L'eco della questione ha fatto scomodare persino Barack Obama, che è intervenuto sulla questione con una nota ufficiale della Casa Bianca (firmata però dal suo staff), auspicando un maggior confronto tra le parti in causa ed assicurando il popolo americano che nessuna legge potrebbe mai limitare la libertà in rete. Una posizione poco chiara che di certo non dissipa i timori sulla stretta liberticida voluta da Lamar Smith e dalle major che lo sostengono, considerando che in passato il popolo americano è stato costretto ad accettare, i nome di interessi superiori, leggi criminali e liberticide come il Patriot Act.

Abbandonato il buon senso e l'interesse dei cittadini, cosa potrebbe salvare gli americani (e non solo loro, vista la nostra capacità di ispirarci agli Usa solo per le leggi più vergognose) da una simile catastrofe? Le elezioni presidenziali.

Come abbiamo visto nella prima parte dell'articolo, i membri del Congresso sono frequentemente vittime di pressioni da parte di lobby e Corporations (come le major appunto), ma al di là dei finanziamenti, fondamentali per le campagne elettorali, nelle cabine a decidere è chiamato il popolo sovrano (o almeno quella parte che negli Usa gode di tale diritto).

Ne deriva che nella fase contingente delle elezioni improvvisamente il popolo torna ad essere ascoltato e le leggi sconvenienti finiscono nel dimenticatoio, salvo poi tornare in auge a festeggiamenti conclusi.

Smith come qualsiasi altro politico sa benissimo che se il SOPA dovesse diventare una vera e propria legge gli costerebbe inevitabilmente la poltrona, a causa della sua impopolarità, ed è poco probabile che il politico texano decida di immolare la sua carriera agli interessi delle major.

Ecco perchè è probabile che la proposta di legge sia una specie di test per valutare la (prevedibile) reazione della rete e soprattutto dei grandi interessi economici dei big dell'informatica, e vista la reazione generale, altrettanto probabilmente la proposta di legge verrà accantonata in attesa di momenti meno caldi.
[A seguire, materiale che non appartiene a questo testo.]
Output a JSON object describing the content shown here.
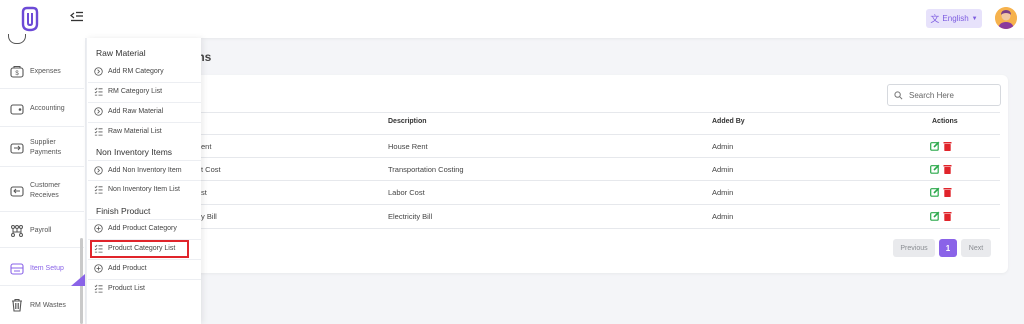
{
  "header": {
    "language_label": "English"
  },
  "sidebar": {
    "items": [
      {
        "label": "Expenses"
      },
      {
        "label": "Accounting"
      },
      {
        "label": "Supplier Payments"
      },
      {
        "label": "Customer Receives"
      },
      {
        "label": "Payroll"
      },
      {
        "label": "Item Setup"
      },
      {
        "label": "RM Wastes"
      }
    ]
  },
  "flyout": {
    "sections": [
      {
        "heading": "Raw Material",
        "items": [
          "Add RM Category",
          "RM Category List",
          "Add Raw Material",
          "Raw Material List"
        ]
      },
      {
        "heading": "Non Inventory Items",
        "items": [
          "Add Non Inventory Item",
          "Non Inventory Item List"
        ]
      },
      {
        "heading": "Finish Product",
        "items": [
          "Add Product Category",
          "Product Category List",
          "Add Product",
          "Product List"
        ]
      }
    ]
  },
  "main": {
    "title_partial": "ms",
    "search_placeholder": "Search Here",
    "table": {
      "headers": [
        "Description",
        "Added By",
        "Actions"
      ],
      "rows": [
        {
          "name_partial": "ent",
          "description": "House Rent",
          "added_by": "Admin"
        },
        {
          "name_partial": "t Cost",
          "description": "Transportation Costing",
          "added_by": "Admin"
        },
        {
          "name_partial": "st",
          "description": "Labor Cost",
          "added_by": "Admin"
        },
        {
          "name_partial": "y Bill",
          "description": "Electricity Bill",
          "added_by": "Admin"
        }
      ]
    },
    "pagination": {
      "previous": "Previous",
      "current": "1",
      "next": "Next"
    }
  },
  "colors": {
    "accent": "#8a63e8",
    "edit": "#2aa84a",
    "delete": "#e0242b",
    "highlight": "#e0242b"
  }
}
La rete però sembra intenzionata a cancellare per sempre la proposta dall'agenda di governo, e si mobilita per reagire compatta contro qualsiasi cedimento o sotterfugio. Sembra per ora confermata la data del 18 gennaio per lo sciopero che dovrebbe includere Google (e tutti i suoi “figli” come YouTube e G+), Facebook, Wikipedia, LinkedIn, eBay, Mozilla, Yahoo e tanti altri (riunitisi nell'associazione NetCoalition, creata per l'occasione) e se tutto dovesse andare come previsto si tratterebbe della prima grande manifestazione del web, destinata a creare un precedente di enorme importanza.
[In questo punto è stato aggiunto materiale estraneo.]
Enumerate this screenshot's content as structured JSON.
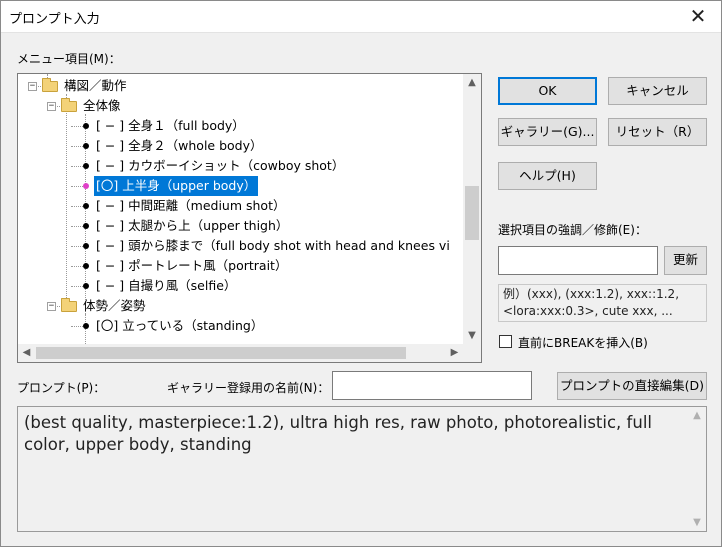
{
  "window": {
    "title": "プロンプト入力",
    "close_glyph": "✕"
  },
  "menu_label": "メニュー項目(M)：",
  "tree": {
    "rows": [
      {
        "text": "構図／動作",
        "kind": "folder",
        "expanded": true,
        "level": 1
      },
      {
        "text": "全体像",
        "kind": "folder",
        "expanded": true,
        "level": 2
      },
      {
        "text": "[ − ] 全身１（full body）",
        "kind": "item",
        "level": 3
      },
      {
        "text": "[ − ] 全身２（whole body）",
        "kind": "item",
        "level": 3
      },
      {
        "text": "[ − ] カウボーイショット（cowboy shot）",
        "kind": "item",
        "level": 3
      },
      {
        "text": "[〇] 上半身（upper body）",
        "kind": "item",
        "level": 3,
        "selected": true
      },
      {
        "text": "[ − ] 中間距離（medium shot）",
        "kind": "item",
        "level": 3
      },
      {
        "text": "[ − ] 太腿から上（upper thigh）",
        "kind": "item",
        "level": 3
      },
      {
        "text": "[ − ] 頭から膝まで（full body shot with head and knees vi",
        "kind": "item",
        "level": 3
      },
      {
        "text": "[ − ] ポートレート風（portrait）",
        "kind": "item",
        "level": 3
      },
      {
        "text": "[ − ] 自撮り風（selfie）",
        "kind": "item",
        "level": 3
      },
      {
        "text": "体勢／姿勢",
        "kind": "folder",
        "expanded": true,
        "level": 2
      },
      {
        "text": "[〇] 立っている（standing）",
        "kind": "item",
        "level": 3
      }
    ],
    "vscroll_position": 0.52,
    "hscroll_position": 0.0
  },
  "buttons": {
    "ok": "OK",
    "cancel": "キャンセル",
    "gallery": "ギャラリー(G)...",
    "reset": "リセット（R）",
    "help": "ヘルプ(H)",
    "update": "更新",
    "direct_edit": "プロンプトの直接編集(D)"
  },
  "emphasis": {
    "label": "選択項目の強調／修飾(E)：",
    "value": "",
    "example": "例）(xxx), (xxx:1.2), xxx::1.2, <lora:xxx:0.3>, cute xxx, ..."
  },
  "break": {
    "label": "直前にBREAKを挿入(B)",
    "checked": false
  },
  "prompt_label": "プロンプト(P)：",
  "gallery_name": {
    "label": "ギャラリー登録用の名前(N)：",
    "value": ""
  },
  "prompt_text": "(best quality, masterpiece:1.2), ultra high res, raw photo, photorealistic, full color, upper body, standing",
  "colors": {
    "selection": "#0078d7",
    "selected_bullet": "#e040c8",
    "default_button_border": "#0078d7"
  },
  "icons": {
    "folder": "folder-icon",
    "bullet": "bullet-icon",
    "up": "▲",
    "down": "▼",
    "left": "◀",
    "right": "▶"
  }
}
Sarebbe di certo auspicabile che giganti come Google decidessero di mantenere queste solide posizioni anche in terreni meno semplici, come quello cinese, dove invece BigG ha preferito calare il capo e assecondare pedissequamente i dettami del regime. Chissà che la “rivoluzione americana”, questa volta non portata con le bombe, possa essere esportata anche nei confini di fil di ferro della lontana Repubblica Popolare.